1. In the course of the evidence for the Crown, a question has arisen as to whether the prosecution is entitled to prove not only that accused Nos. 2, 3, 4, 5, 6, 7 and 9 were closely and intimately associated with the approver Haji Sirajuddin but that the object of that association during a period of several months prior to the dacoity in question had been the commission of thefts and other discreditable acts. The mere fact that the evidence adduced would tend to show the commission of crimes other than that charged does not of course render it inadmissible, if it is in fact otherwise relevant to any issue properly before the Court. But having regard to the prejudice which must inevitably be introduced by such evidence, especially in a jury trial, I think the Court should be careful to see that its relevancy is clearly made out. The accused above referred to are not in this case charged with belonging to any gang but are charged with committing, or conspiring to commit, a particular dacoity--a transaction entirely unconnected with any of the aforesaid thefts. It is, I think, clear, in the first place, that, in so far as such evidence may be tendered with a view of showing the character of the accused concerned, it would be irrelevant under Section 54 of '' the Indian Evidence Act, their bad character not being in itself a fact in issue. Nor would it, to my mind, be relevant in this case under Section 14 as showing the existence of any relevant state of mind, etc., inasmuch as the tendency to commit thefts generally could not fairly be deemed to throw any light on the existence of an intention to commit, or to engage in a conspiracy to commit, this particular dacoity.
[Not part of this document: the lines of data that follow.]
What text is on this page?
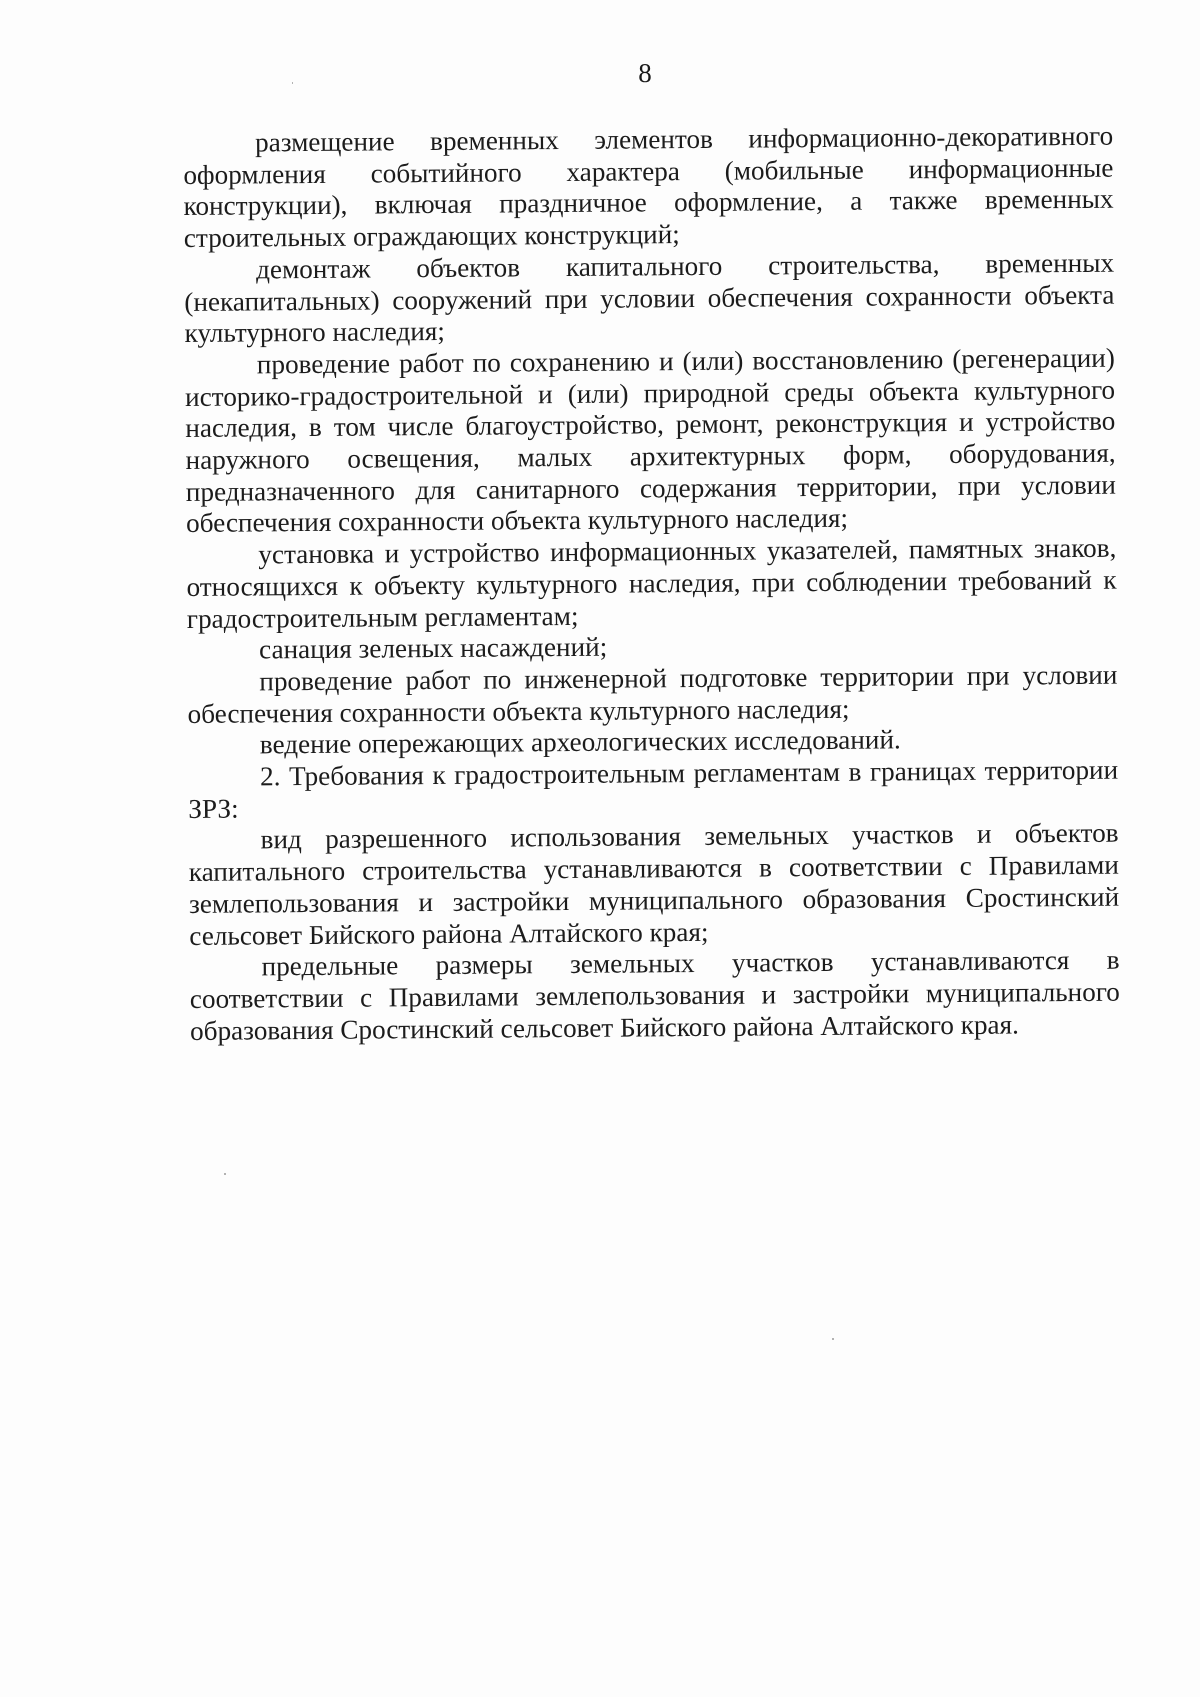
8

размещение временных элементов информационно-декоративного оформления событийного характера (мобильные информационные конструкции), включая праздничное оформление, а также временных строительных ограждающих конструкций;

демонтаж объектов капитального строительства, временных (некапитальных) сооружений при условии обеспечения сохранности объекта культурного наследия;

проведение работ по сохранению и (или) восстановлению (регенерации) историко-градостроительной и (или) природной среды объекта культурного наследия, в том числе благоустройство, ремонт, реконструкция и устройство наружного освещения, малых архитектурных форм, оборудования, предназначенного для санитарного содержания территории, при условии обеспечения сохранности объекта культурного наследия;

установка и устройство информационных указателей, памятных знаков, относящихся к объекту культурного наследия, при соблюдении требований к градостроительным регламентам;

санация зеленых насаждений;

проведение работ по инженерной подготовке территории при условии обеспечения сохранности объекта культурного наследия;

ведение опережающих археологических исследований.

2. Требования к градостроительным регламентам в границах территории ЗРЗ:

вид разрешенного использования земельных участков и объектов капитального строительства устанавливаются в соответствии с Правилами землепользования и застройки муниципального образования Сростинский сельсовет Бийского района Алтайского края;

предельные размеры земельных участков устанавливаются в соответствии с Правилами землепользования и застройки муниципального образования Сростинский сельсовет Бийского района Алтайского края.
2. Mr. Velinker has in fact given up this contention, but has argued that a conspiracy can in the nature of things ordinarily only be proved by inference, and that the evidence he tenders would show the closeness of the association alleged to have existed, and would therefore be relevant under Section 9 of the Indian Evidence Act as supporting the inference suggested and/or under Section 11 as making the existence of the conspiracy highly probable. As far as the evidence of close association with the approver is concerned, there could, I think, be no objection to the admission of such evidence, for what it is worth, in support of the approver's statement that a conspiracy in fact existed. But as far as regards the nature and character of the association, I am unable to see that there is any substantial difference in the distinction thus attempted to be drawn between evidence tending to show the character of the accused himself, and evidence tending to show the character of the persons with whom he is alleged to have associated, and the nature of the association. It seems to me that in each case the inference is one against which the law sets its face. To take what is perhaps an extreme case, it would, I think, be highly unreasonable to argue that proof of association with the express object of committing petty thefts renders highly probable the existence of a conspiracy to commit murder; and yet it seems to me to be a conclusion that would follow from the acceptance of the contention here put forward. I, therefore, disallow the evidence tendered on this point.